Eduardo, que atualmente mora nos Estados Unidos, busca ser o primeiro suplente de André do Prado (PL), que é pré-candidato ao Senado. Após a condenação, Eduardo se torna “ficha suja”, o que o impede de concorrer a cargos eletivos por até oito anos. Durante o julgamento, o ministro Alexandre de Moraes destacou que não é função de um deputado brasileiro realizar lobby no exterior contra o próprio país. A condenação também incluiu a análise de ações que teriam resultado em sanções do governo Donald Trump contra o Brasil.
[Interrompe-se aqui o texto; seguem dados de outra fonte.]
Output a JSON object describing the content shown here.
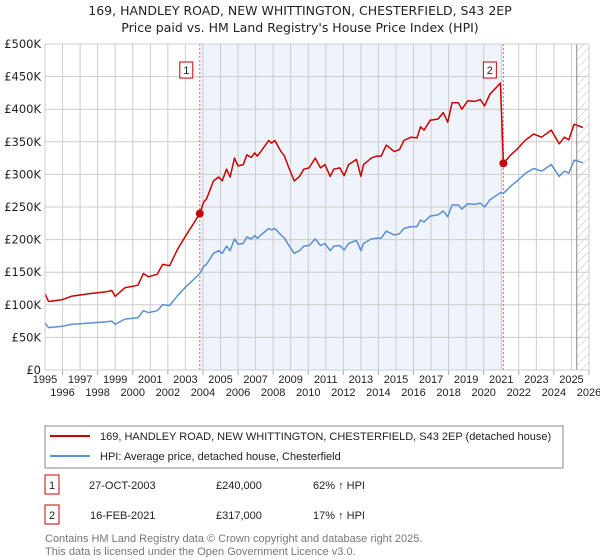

Em sua nota, Eduardo critica a forma como foi notificado e diz que saber das acusações pela imprensa não é suficiente. Ele enfatiza que reside em um endereço conhecido e que a citação deveria ter sido feita de maneira formal. Como não apresentou um advogado, foi defendido pelo defensor público federal Antonio Ezequiel Inácio Barbosa, que argumentou que a citação deveria ter sido feita de forma diferente, considerando que o local de Eduardo era amplamente conhecido.
Agora, Eduardo ainda pode recorrer da decisão do STF. O próximo passo na tramitação do caso será a análise desse recurso, e o acompanhamento das sessões do tribunal pode ser feito pelo site oficial do STF. Além disso, os interessados em mais informações sobre o caso podem acessar documentos e comunicados diretamente na página do Supremo.